Everybody changes

Algumas pessoas me perguntam por que eu eu tenho um blog. Qual a necessidade de um diário virtual na minha vida? Será que eu já não sou grandinha o suficiente pra parar com esse tipo de coisa? Eu mesma não, mas hoje em dia, convenhamos que quem ficou grandinho pra brincar de diário virtual foi o próprio blog.

No início, logo que voltei pra essa realidade depois de um tempo afastada, confesso que fiquei assustada com a velocidade de reconhecimento e cristalização da profissão “blogueiro”. Quer dizer então que agora era possível ganhar dinheiro com blogs? E não qualquer dinheiro, mas muito dinheiro mesmo, dependendo do seu nicho.

Aquela parte conservadora que todo mundo tem se aflorou em mim, e eu procurei pessoas com quem pudesse desabafar e que passassem pelos mesmos anseios que eu estava passando, as mesmas frustrações de produzir conteúdo pra ninguém ver. De ter que se desdobrar pra, de repente, tornar o blog um lugar atrativo, torná-lo uma vitrine que as pessoas quisessem entrar e “comprar” minhas opiniões sobre seja lá o que eu estivesse escrevendo.

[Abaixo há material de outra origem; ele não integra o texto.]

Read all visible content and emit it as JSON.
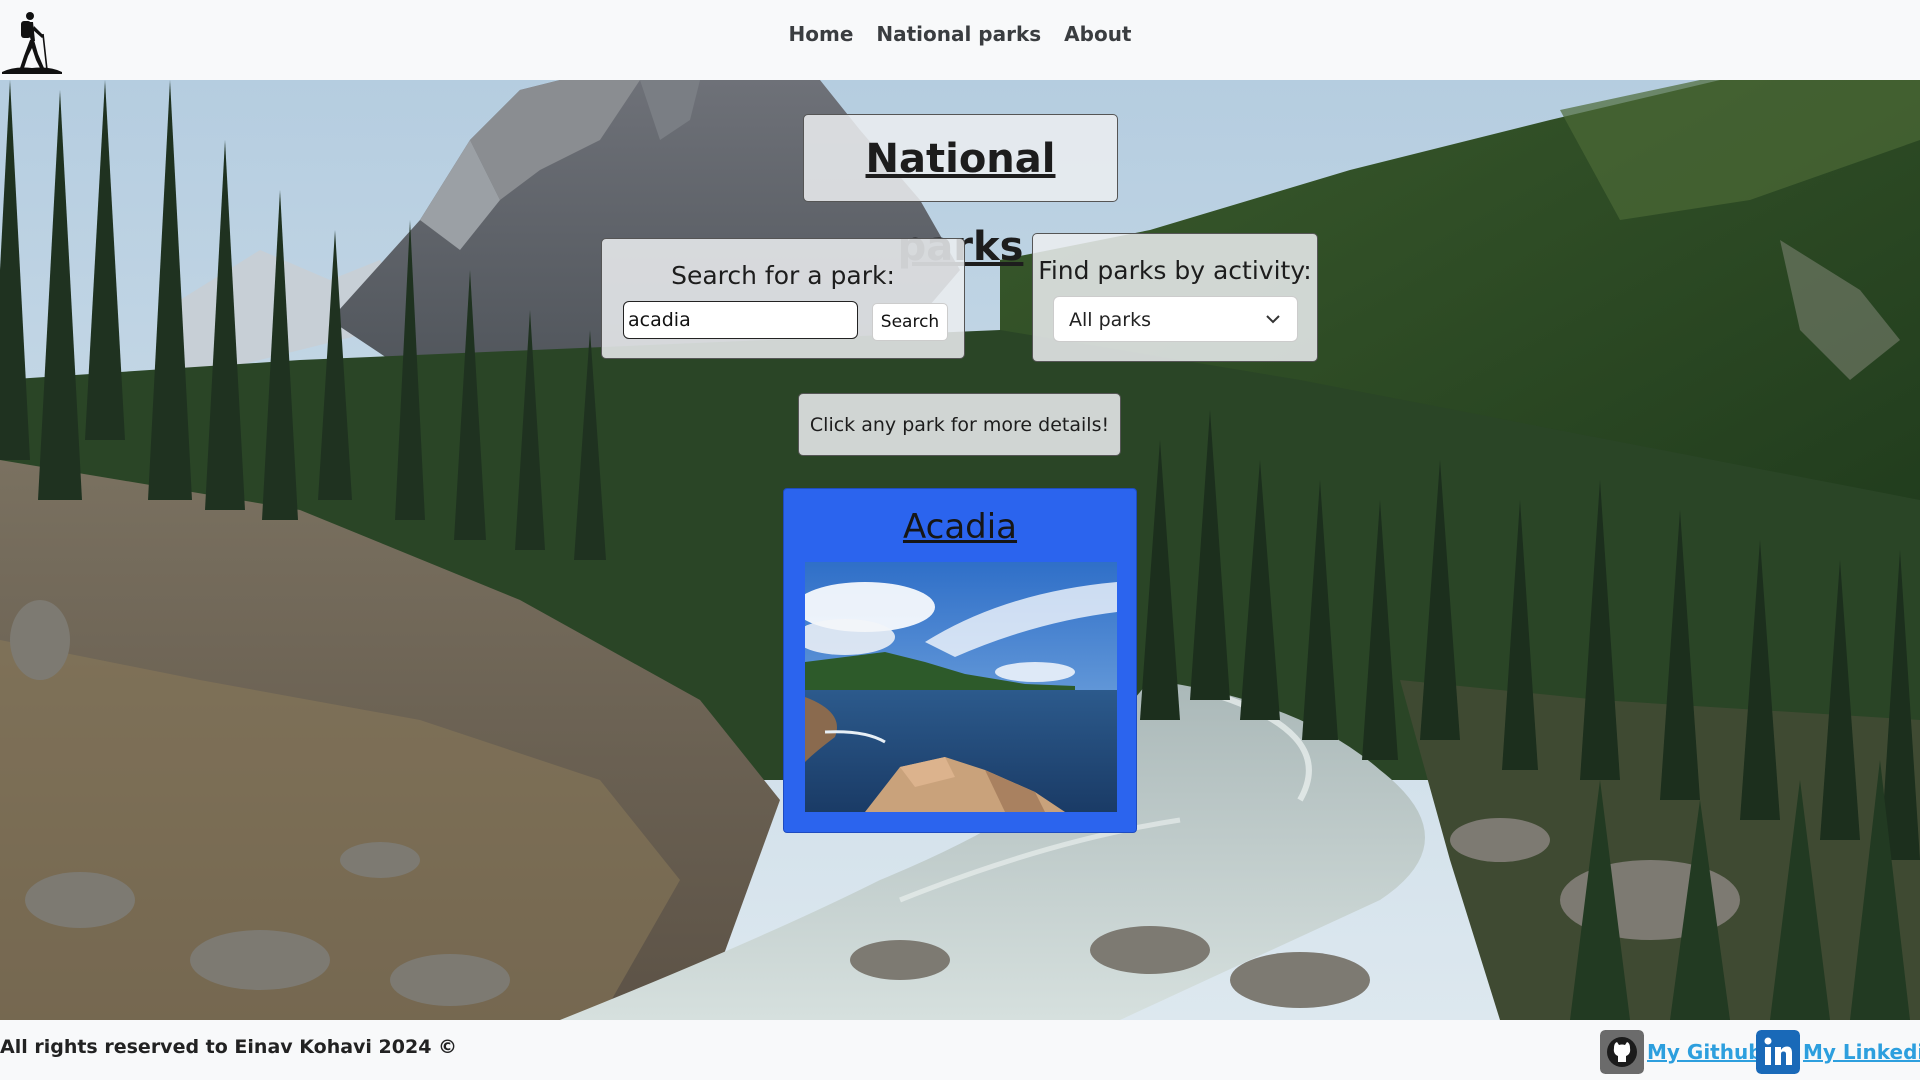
{
  "nav": {
    "logo_icon": "hiker-logo-icon",
    "links": [
      {
        "label": "Home"
      },
      {
        "label": "National parks"
      },
      {
        "label": "About"
      }
    ]
  },
  "main": {
    "title": "National parks",
    "search": {
      "label": "Search for a park:",
      "value": "acadia",
      "button_label": "Search"
    },
    "activity_filter": {
      "label": "Find parks by activity:",
      "selected": "All parks"
    },
    "hint": "Click any park for more details!",
    "parks": [
      {
        "name": "Acadia"
      }
    ]
  },
  "footer": {
    "copyright": "All rights reserved to Einav Kohavi 2024 ©",
    "github_label": "My Github",
    "github_icon": "github-icon",
    "linkedin_label": "My Linkedin",
    "linkedin_icon": "linkedin-icon"
  },
  "colors": {
    "card_background": "#2b64ee",
    "link_color": "#2d9fde",
    "navbar_background": "#f8f9fa"
  }
}
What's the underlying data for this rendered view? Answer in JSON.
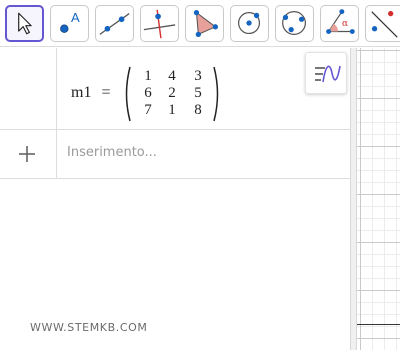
{
  "toolbar": {
    "tools": [
      {
        "icon": "move-arrow-icon",
        "active": true
      },
      {
        "icon": "point-icon",
        "label": "A"
      },
      {
        "icon": "line-icon"
      },
      {
        "icon": "perpendicular-line-icon"
      },
      {
        "icon": "polygon-icon"
      },
      {
        "icon": "circle-center-point-icon"
      },
      {
        "icon": "circle-three-points-icon"
      },
      {
        "icon": "angle-icon",
        "label": "α"
      },
      {
        "icon": "reflect-icon"
      }
    ]
  },
  "algebra": {
    "matrix_object": {
      "name": "m1",
      "equals": "=",
      "rows": [
        [
          "1",
          "4",
          "3"
        ],
        [
          "6",
          "2",
          "5"
        ],
        [
          "7",
          "1",
          "8"
        ]
      ]
    },
    "input": {
      "placeholder": "Inserimento..."
    },
    "style_bar_icon": "algebra-style-bar-icon"
  },
  "watermark": "WWW.STEMKB.COM",
  "colors": {
    "accent": "#6557d2",
    "point_blue": "#1565c0",
    "line_red": "#d32f2f",
    "polygon_fill": "#e8a09a"
  }
}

Entrei na histeria e paranoia de ir atrás de posts “como conseguir mais seguidores”, “como ter mais comentários no seu blog”, “como aumentar suas visualizações” e coisas do tipo. Claro que eu não consegui ter pique. Sou uma blogueira sem disposição pra tornar isso uma profissão, o que significa meio que assinar um atestado de que tá difícil ganhar dinheiro (ou livros, que era meu maior sonho, na real) com meu blog. Mas a diferença é que já não julgo quem quer isso, quem faz isso, desde que, evidentemente a pessoa não seja o que costumávamos chamar lá nos old times de “copycat”.

E sabe por quê?

A profissionalização dos blogs trouxe coisas boas:

  1. Reconhecimento.
  2. Melhoria das plataformas e ferramentas.
  3. Aumento das redes.
  4. Aumento do escopo do que podemos fazer com um blog.

Eu venho de uma formação acadêmica, minha vida e alma pertencem à universidade, e quem sabe, se eu não enlouquecer, à Ciência. Escrever cientificamente se mostrou uma verdadeira porcaria. É difícil, é seco, mas precisa ser simples e direto. Adivinha onde eu encontrei o melhor jeito de treinar isso? É, aqui mesmo.

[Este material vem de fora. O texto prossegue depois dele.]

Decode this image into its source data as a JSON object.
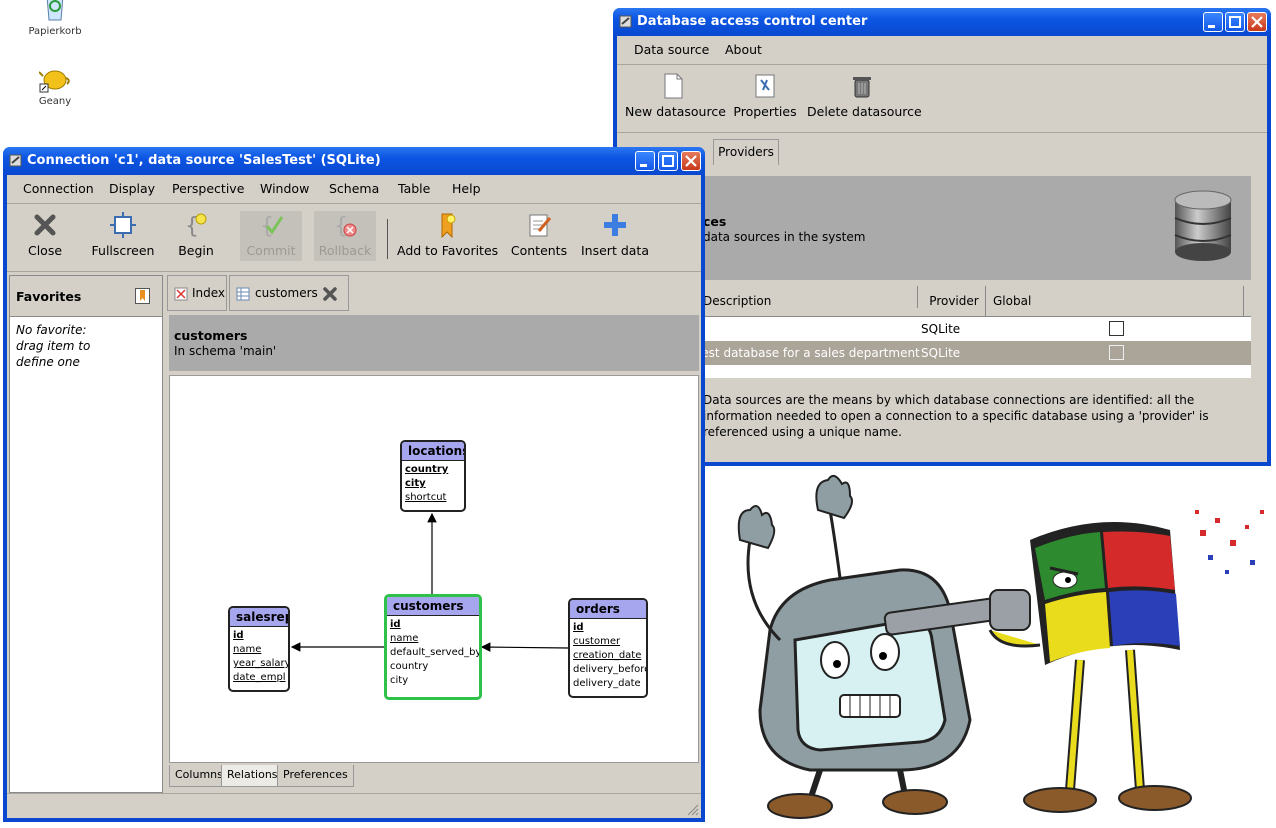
{
  "desktop": {
    "icons": [
      {
        "label": "Papierkorb",
        "icon": "recycle-bin-icon"
      },
      {
        "label": "Geany",
        "icon": "geany-teapot-icon"
      }
    ]
  },
  "dacc": {
    "title": "Database access control center",
    "menu": [
      "Data source",
      "About"
    ],
    "toolbar": [
      {
        "label": "New datasource",
        "icon": "new-document-icon"
      },
      {
        "label": "Properties",
        "icon": "properties-icon"
      },
      {
        "label": "Delete datasource",
        "icon": "trash-can-icon"
      }
    ],
    "tabs": [
      "Providers"
    ],
    "header": {
      "title": "ces",
      "subtitle": "data sources in the system"
    },
    "columns": [
      "Description",
      "Provider",
      "Global"
    ],
    "rows": [
      {
        "description": "",
        "provider": "SQLite",
        "global": false
      },
      {
        "description": "Test database for a sales department",
        "provider": "SQLite",
        "global": false
      }
    ],
    "note": "Data sources are the means by which database connections are identified: all the information needed to open a connection to a specific database using a 'provider' is referenced using a unique name."
  },
  "conn": {
    "title": "Connection 'c1', data source 'SalesTest' (SQLite)",
    "menu": [
      "Connection",
      "Display",
      "Perspective",
      "Window",
      "Schema",
      "Table",
      "Help"
    ],
    "toolbar": [
      {
        "label": "Close",
        "icon": "close-x-icon",
        "enabled": true
      },
      {
        "label": "Fullscreen",
        "icon": "fullscreen-icon",
        "enabled": true
      },
      {
        "label": "Begin",
        "icon": "begin-transaction-icon",
        "enabled": true
      },
      {
        "label": "Commit",
        "icon": "commit-icon",
        "enabled": false
      },
      {
        "label": "Rollback",
        "icon": "rollback-icon",
        "enabled": false
      },
      {
        "label": "Add to Favorites",
        "icon": "add-favorite-icon",
        "enabled": true
      },
      {
        "label": "Contents",
        "icon": "contents-icon",
        "enabled": true
      },
      {
        "label": "Insert data",
        "icon": "insert-plus-icon",
        "enabled": true
      }
    ],
    "favorites": {
      "title": "Favorites",
      "empty_lines": [
        "No favorite:",
        "drag item to",
        "define one"
      ]
    },
    "tabs": [
      {
        "label": "Index",
        "icon": "index-icon"
      },
      {
        "label": "customers",
        "icon": "table-icon"
      }
    ],
    "object": {
      "name": "customers",
      "schema": "In schema 'main'"
    },
    "bottom_tabs": [
      "Columns",
      "Relations",
      "Preferences"
    ],
    "diagram": {
      "tables": {
        "locations": {
          "name": "locations",
          "fields": [
            "country",
            "city",
            "shortcut"
          ]
        },
        "salesrep": {
          "name": "salesrep",
          "fields": [
            "id",
            "name",
            "year_salary",
            "date_empl"
          ]
        },
        "customers": {
          "name": "customers",
          "fields": [
            "id",
            "name",
            "default_served_by",
            "country",
            "city"
          ]
        },
        "orders": {
          "name": "orders",
          "fields": [
            "id",
            "customer",
            "creation_date",
            "delivery_before",
            "delivery_date"
          ]
        }
      }
    }
  }
}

Então, mudanças fazem parte. E eu to fazendo a minha, mudando um pouco esse blog, propondo-o não como um espaço profissional de diálogo ou uma vitrine de opiniões, mas um laboratório pra exercitar minha escrita, seja ela a acadêmica ou, a que cada vez é mais rara, a literária.

O que eu quero dizer é que vocês vão ver por aqui posts mais diferenciados, relacionados a minha área de estudo, que pra quem não sabe é Ciências Sociais/Política. Mas os livros, a literatura, vai continuar fazendo parte, porque aí é pedir pra chutar o pau da barraca e se internar.